The price of gold rebounded Wednesday after disappointing U.S. retail sales data raised serious doubts about the health of the consumer-driven economy.
Meanwhile, signs of dissent within the Federal Reserve clouded investors’ judgment about the pace and timing of future interest rate cuts.
Gold Rebounds; Silver Follows
Futures on December gold delivery climbed to a session high of $1,495.50 a troy ounce on the Comex division of the New York Mercantile Exchange. The most actively traded futures contract was last up $9.20, or 0.6%, at $1,492.70 an ounce.
Bullion experienced a violent pullback on Tuesday and eventually fell below $1,480 as demand for precious metals declined. At one point, the contract was on track to re-test last month’s low.

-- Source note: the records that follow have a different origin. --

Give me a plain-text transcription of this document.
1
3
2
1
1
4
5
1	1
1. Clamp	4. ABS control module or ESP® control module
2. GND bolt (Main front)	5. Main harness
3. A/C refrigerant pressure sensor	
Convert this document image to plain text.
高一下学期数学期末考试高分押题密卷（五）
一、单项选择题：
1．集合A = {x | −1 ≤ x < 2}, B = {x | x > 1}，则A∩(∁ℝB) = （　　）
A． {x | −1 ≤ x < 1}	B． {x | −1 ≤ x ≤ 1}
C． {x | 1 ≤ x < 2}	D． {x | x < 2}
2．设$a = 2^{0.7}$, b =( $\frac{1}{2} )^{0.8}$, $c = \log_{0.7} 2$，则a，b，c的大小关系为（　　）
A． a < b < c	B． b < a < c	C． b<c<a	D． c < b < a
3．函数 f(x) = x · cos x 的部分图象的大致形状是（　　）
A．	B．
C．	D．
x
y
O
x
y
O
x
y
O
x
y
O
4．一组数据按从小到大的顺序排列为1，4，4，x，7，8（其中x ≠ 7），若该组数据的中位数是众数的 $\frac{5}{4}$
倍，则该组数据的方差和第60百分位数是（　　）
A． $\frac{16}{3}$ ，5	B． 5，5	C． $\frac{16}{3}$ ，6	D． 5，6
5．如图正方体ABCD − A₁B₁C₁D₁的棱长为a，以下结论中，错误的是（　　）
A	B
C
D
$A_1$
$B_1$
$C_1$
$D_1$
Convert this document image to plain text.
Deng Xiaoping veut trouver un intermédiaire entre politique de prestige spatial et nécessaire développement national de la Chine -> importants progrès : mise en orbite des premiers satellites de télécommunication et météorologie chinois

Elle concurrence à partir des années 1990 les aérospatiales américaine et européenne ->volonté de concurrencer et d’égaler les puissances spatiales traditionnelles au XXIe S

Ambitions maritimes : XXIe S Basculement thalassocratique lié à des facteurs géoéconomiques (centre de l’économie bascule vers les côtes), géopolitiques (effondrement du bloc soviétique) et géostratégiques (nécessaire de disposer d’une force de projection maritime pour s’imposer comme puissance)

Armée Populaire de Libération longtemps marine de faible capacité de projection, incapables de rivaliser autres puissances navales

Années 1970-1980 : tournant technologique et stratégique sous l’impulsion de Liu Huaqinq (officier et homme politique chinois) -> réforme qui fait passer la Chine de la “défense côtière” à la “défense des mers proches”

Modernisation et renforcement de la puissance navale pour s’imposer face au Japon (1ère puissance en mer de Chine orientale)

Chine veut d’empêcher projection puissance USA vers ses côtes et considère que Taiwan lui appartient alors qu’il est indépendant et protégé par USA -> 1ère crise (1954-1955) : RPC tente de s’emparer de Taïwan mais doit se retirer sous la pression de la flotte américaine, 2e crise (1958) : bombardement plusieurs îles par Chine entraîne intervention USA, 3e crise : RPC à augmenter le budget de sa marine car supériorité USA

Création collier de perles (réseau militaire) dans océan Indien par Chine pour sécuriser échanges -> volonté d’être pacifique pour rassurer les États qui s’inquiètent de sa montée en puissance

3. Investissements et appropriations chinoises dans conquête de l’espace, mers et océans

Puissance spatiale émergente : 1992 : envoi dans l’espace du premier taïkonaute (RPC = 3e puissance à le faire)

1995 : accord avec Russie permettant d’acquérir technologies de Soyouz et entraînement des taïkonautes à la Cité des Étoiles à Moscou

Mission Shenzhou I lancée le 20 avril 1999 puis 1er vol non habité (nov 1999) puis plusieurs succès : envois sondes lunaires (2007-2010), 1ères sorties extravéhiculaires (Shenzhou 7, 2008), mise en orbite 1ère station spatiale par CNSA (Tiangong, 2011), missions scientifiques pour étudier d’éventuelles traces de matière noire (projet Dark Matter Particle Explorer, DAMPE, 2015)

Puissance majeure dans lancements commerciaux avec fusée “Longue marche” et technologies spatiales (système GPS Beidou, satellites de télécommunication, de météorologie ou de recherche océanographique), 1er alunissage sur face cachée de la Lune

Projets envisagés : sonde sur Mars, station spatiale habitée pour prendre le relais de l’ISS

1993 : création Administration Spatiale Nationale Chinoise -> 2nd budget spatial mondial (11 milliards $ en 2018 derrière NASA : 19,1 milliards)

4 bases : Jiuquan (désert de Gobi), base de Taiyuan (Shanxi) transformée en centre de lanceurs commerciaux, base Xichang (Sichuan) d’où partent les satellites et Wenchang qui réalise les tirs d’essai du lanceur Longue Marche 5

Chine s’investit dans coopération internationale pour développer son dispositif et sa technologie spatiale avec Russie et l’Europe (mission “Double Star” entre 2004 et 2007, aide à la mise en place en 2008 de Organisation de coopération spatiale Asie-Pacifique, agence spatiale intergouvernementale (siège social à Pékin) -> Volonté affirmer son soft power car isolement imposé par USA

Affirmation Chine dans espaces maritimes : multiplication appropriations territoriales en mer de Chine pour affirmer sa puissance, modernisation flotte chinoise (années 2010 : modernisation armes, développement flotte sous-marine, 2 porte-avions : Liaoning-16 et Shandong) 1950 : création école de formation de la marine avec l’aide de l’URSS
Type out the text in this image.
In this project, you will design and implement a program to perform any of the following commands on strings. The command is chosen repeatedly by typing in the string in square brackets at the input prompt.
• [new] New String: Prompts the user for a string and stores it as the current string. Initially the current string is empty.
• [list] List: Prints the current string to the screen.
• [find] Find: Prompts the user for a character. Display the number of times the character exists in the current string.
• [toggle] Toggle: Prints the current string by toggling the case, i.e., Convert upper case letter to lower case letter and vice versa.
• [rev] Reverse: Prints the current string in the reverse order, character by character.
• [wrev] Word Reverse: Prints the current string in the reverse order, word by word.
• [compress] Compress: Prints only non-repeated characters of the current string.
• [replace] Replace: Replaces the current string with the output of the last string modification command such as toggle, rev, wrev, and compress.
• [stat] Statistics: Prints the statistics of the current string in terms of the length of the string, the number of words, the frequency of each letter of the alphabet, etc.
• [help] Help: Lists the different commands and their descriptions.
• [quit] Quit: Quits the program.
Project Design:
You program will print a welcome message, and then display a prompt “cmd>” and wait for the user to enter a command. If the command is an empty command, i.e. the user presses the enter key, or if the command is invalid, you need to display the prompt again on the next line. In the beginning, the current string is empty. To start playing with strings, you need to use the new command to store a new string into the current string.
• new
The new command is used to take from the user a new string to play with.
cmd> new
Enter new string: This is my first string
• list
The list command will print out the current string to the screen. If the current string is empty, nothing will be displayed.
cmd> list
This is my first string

Silver futures also rallied during Wednesday’s session, reaching a high of $17.49 an ounce. Comex silver was last up 4 cents, or 0.2%, at $17.43 an ounce.
Proxy for Consumer Spending Declines in September
U.S. retail sales – a key proxy for consumer spending that drives two-thirds of gross domestic product (GDP) – declined unexpectedly in September, the Department of Commerce reported Wednesday.
Receipts at retail stores fell 0.3% against expectations of a 0.3% increase. The August figure was revised up to reflect a spending increase of 0.6% from 0.4% reported last month.
Excluding automobiles, September receipts fell 0.1%, official data showed.
Retail sales have declined in four of the past 12 months, raising concerns that the consumer-driven economy is beginning to decelerate in the face of a prolonged trade war with China. Although the U.S. economy continues to outperform its global peers, there’s a growing worry that turbulence overseas will make its way to America.
The Federal Reserve is taking preemptive measures to ensure that doesn’t happen. Central bankers have already cut interest rates twice this year, and many investors believe a third interest rate cut is on its way later this month.
On Wednesday, Chicago Fed President Charles Evans said two downward adjustments to interest rates are enough.
“I think policy probably is in a good place right now. All told, the growth outlook is good, and we have policy accommodation in place to support rising inflation,” he said in a speech in Illinois.
The long-term effects of ultra-low interest rates haven’t been studied thoroughly, but there’s a risk that central bankers are overstimulating a part of the economy that already got its life support following the financial crisis. With consumer debt levels rising, lowering interest rates may not be the silver bullet to revitalize growth.